He was two levels above me, and we were both in education. After graduating, I also went to the countryside where he stayed. He taught in a rural middle school, and I taught in the primary school across the street from the middle school.
We didn't know each other before, but we've known each other since we stayed here, and there were a lot of young people here, all of whom had graduated in recent years, but there were more boys and fewer girls. What about seven or eight boys? There are only two girls.
Me and another girl are the sweethearts of the people. became the target of several other boys. As soon as they had spare time, they went to our two schools, and even stayed in our dormitory and were reluctant to leave.
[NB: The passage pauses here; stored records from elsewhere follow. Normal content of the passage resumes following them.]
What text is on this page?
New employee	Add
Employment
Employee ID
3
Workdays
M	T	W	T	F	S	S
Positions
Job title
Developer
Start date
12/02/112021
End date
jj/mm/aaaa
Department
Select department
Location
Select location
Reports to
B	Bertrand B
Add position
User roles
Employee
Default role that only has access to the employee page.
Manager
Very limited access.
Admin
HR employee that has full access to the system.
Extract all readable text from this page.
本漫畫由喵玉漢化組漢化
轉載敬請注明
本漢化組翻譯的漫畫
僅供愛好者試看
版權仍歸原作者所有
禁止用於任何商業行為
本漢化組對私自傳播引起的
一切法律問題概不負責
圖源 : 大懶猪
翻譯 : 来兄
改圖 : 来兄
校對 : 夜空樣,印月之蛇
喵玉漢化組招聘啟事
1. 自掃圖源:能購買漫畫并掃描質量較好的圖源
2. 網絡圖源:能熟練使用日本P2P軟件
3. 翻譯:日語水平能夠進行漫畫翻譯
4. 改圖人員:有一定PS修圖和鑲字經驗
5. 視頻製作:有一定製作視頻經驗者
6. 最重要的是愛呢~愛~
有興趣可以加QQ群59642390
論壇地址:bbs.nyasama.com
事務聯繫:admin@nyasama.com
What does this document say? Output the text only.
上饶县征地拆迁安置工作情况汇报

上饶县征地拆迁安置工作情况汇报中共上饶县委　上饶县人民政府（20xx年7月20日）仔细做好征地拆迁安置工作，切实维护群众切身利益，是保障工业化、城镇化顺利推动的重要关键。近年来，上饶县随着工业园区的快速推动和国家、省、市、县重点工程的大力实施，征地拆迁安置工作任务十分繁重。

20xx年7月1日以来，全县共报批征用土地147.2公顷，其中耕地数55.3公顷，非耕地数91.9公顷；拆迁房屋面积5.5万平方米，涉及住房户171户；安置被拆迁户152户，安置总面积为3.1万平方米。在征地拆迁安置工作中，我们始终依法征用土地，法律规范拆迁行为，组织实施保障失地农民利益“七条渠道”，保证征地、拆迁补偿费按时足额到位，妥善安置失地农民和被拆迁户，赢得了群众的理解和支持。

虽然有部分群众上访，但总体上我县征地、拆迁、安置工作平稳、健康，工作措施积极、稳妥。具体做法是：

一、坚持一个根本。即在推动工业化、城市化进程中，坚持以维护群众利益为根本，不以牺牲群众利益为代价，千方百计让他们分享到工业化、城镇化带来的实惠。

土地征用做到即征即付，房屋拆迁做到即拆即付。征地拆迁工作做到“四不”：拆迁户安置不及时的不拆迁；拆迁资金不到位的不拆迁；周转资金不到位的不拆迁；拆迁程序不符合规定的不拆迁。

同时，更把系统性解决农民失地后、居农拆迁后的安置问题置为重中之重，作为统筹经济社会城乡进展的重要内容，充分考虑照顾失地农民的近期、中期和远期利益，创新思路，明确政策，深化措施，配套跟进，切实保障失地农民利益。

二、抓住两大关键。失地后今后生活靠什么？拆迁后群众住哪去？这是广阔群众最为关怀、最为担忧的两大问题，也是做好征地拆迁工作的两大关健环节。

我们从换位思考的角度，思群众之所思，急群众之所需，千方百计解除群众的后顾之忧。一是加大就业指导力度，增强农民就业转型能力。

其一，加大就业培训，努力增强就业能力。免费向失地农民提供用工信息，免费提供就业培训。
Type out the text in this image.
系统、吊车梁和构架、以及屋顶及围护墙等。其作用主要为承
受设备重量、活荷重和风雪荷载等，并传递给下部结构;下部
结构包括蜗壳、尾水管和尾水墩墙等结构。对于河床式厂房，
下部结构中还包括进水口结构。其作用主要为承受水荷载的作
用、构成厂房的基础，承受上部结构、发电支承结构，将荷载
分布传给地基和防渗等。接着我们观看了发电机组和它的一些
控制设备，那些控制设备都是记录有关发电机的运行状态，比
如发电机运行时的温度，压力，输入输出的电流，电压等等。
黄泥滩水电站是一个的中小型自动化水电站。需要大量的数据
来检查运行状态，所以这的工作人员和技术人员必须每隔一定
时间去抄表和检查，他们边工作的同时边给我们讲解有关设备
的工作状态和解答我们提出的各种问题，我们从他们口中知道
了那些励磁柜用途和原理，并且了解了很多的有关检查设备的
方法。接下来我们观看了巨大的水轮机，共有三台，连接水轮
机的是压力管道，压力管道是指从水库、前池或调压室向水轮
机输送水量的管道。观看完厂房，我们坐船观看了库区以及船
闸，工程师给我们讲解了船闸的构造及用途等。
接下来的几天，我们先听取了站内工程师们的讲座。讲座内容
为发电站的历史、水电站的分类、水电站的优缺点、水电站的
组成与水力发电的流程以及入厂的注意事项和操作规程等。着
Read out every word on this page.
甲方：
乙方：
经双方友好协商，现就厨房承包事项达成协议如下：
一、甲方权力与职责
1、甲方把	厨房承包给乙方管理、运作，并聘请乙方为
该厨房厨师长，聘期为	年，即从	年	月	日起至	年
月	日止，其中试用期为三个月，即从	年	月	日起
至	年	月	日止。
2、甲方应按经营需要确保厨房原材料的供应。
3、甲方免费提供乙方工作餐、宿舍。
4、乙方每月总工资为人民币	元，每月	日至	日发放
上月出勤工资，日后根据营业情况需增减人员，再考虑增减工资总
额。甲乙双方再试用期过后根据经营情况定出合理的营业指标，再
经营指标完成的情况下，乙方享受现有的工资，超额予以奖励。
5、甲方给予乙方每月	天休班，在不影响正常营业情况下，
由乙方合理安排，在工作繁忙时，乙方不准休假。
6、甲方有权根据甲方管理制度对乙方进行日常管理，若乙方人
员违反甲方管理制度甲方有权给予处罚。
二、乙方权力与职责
The two of us couldn't withstand this kind of harassment, and each chose the object of his choice. I became boyfriend and girlfriend with him. A year later, he was transferred to a suburban elementary school, and we only saw each other once a week.
One day, he said to me, my family is very poor, I don't want you to suffer, I am afraid that you will not be able to bear that suffering, and you will regret it. I said, it doesn't matter, I'm also a countryman, what hardships have I not suffered, besides, you and I have salaries, how can I suffer? But he insisted on breaking up, and no matter how much I begged him, it would be to no avail.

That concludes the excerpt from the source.